The door opened and Ramsey Chalk walked in. Unannounced and without the courtesy of a knock. That was another thing that infuriated McNorman, The Attorney General had been assigned one of the legendary Executive Assistants supplied by the contractors yet McNorman hadn’t. Dean Rusk had asked for one and they’d recruited his assistant within a few hours, a young woman called Inanna. Rusk never stopped singing her praises. When he wanted something, it was organized for him, when he went somewhere, the itinerary was timed and arranged to perfection. Yet, he, Robert McNorman still had a secretary rather than an Executive Assistant. It was an insult, McNorman thought, a deliberate insult.
“Robert, I have been considering the implication of today’s decision to fly reconnaissance flights over the Palestine coast. It is my ruling as Attorney General that the planned flights constitute a breach of International Law and by carrying them out, the United States will be committing a war crime. Since it is your department that will be responsible for these illegal flights, you also will be committing a crime.’

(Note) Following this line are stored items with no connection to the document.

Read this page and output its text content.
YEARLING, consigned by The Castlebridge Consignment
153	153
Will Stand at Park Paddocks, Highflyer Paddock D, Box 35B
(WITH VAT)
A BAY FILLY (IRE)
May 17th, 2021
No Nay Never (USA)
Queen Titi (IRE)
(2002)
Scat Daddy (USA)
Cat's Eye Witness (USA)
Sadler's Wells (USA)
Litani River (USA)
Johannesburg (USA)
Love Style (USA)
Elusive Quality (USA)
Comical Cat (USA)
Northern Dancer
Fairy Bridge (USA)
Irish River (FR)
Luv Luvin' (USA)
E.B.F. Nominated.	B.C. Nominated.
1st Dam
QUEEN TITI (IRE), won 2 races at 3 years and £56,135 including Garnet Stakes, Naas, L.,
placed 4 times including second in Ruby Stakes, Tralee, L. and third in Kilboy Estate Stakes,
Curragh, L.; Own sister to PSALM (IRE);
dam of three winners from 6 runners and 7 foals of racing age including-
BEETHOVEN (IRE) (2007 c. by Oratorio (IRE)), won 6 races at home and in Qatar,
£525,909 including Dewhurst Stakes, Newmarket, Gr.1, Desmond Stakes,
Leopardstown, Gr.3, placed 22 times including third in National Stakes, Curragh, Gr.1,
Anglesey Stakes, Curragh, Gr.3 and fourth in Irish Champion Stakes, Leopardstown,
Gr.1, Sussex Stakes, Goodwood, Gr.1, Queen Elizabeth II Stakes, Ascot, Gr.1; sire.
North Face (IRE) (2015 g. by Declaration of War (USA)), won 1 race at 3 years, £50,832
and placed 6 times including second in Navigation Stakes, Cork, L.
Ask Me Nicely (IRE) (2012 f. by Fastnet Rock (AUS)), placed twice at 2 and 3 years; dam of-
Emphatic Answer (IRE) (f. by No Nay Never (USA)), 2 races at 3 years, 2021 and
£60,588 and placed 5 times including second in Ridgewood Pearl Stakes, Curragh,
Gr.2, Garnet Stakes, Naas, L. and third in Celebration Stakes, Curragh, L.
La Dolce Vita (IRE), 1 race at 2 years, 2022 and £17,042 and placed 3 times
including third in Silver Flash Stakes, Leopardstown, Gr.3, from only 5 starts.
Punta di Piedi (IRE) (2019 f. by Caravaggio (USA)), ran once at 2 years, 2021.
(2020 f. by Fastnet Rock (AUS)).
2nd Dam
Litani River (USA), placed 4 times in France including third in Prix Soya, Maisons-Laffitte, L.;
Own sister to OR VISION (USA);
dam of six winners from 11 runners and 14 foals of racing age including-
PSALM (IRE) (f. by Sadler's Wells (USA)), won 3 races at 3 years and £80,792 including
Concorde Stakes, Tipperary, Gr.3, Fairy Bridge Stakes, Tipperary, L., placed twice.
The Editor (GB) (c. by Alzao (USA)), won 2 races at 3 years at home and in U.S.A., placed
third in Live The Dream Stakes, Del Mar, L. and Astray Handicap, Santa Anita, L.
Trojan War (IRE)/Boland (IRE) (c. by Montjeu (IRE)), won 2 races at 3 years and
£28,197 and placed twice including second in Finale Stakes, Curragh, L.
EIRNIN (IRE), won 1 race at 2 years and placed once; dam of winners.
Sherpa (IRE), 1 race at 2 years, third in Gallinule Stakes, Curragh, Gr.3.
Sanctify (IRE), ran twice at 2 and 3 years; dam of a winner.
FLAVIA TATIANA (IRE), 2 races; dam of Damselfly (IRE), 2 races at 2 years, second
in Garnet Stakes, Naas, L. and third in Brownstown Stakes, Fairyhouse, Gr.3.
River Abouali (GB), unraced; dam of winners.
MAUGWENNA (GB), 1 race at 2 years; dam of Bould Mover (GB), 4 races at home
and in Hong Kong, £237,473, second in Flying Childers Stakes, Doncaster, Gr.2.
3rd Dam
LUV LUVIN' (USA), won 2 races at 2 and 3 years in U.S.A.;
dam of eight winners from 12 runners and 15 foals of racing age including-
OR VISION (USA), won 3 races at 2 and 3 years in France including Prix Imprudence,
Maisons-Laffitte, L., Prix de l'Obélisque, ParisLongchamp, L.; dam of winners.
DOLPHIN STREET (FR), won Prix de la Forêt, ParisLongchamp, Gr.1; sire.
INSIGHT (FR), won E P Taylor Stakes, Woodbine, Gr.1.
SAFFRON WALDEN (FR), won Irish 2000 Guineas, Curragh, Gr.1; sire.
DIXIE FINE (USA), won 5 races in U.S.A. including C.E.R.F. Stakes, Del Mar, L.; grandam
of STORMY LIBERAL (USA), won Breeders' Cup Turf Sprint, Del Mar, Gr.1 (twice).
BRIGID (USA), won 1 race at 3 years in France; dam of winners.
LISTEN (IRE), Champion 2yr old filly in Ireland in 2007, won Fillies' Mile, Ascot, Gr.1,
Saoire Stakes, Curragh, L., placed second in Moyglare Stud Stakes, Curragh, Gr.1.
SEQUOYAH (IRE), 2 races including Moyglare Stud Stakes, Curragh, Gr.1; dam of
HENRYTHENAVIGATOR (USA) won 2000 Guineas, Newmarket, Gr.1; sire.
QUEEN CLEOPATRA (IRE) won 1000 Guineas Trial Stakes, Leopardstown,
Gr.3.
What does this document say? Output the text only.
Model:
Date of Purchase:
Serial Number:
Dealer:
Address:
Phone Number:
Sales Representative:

McNorman stared at Chalk with disbelief. He knew that the man had developed a habit of going well beyond his departmental remit in his search to place the United States under the control of international legal systems and organizations but this was going too far. The President himself had cleared the flights and, anyway, everybody knew SAC flew where it wanted, when it wanted, and woe betide anybody who tried to interfere.
“Robert, it is my decision to establish a series of rulings that will mitigate the severity of our criminal activities. I call them Rules of Engagement.” SAC already had those, McNorman reflected, as a rule, if somebody engaged SAC, they ceased to exist shortly afterwards. “I have written these out as a series of instructions for your crews. Distribute them before the flights tomorrow.”
McNorman looked at the list “Restricting the flights to subsonic speeds?”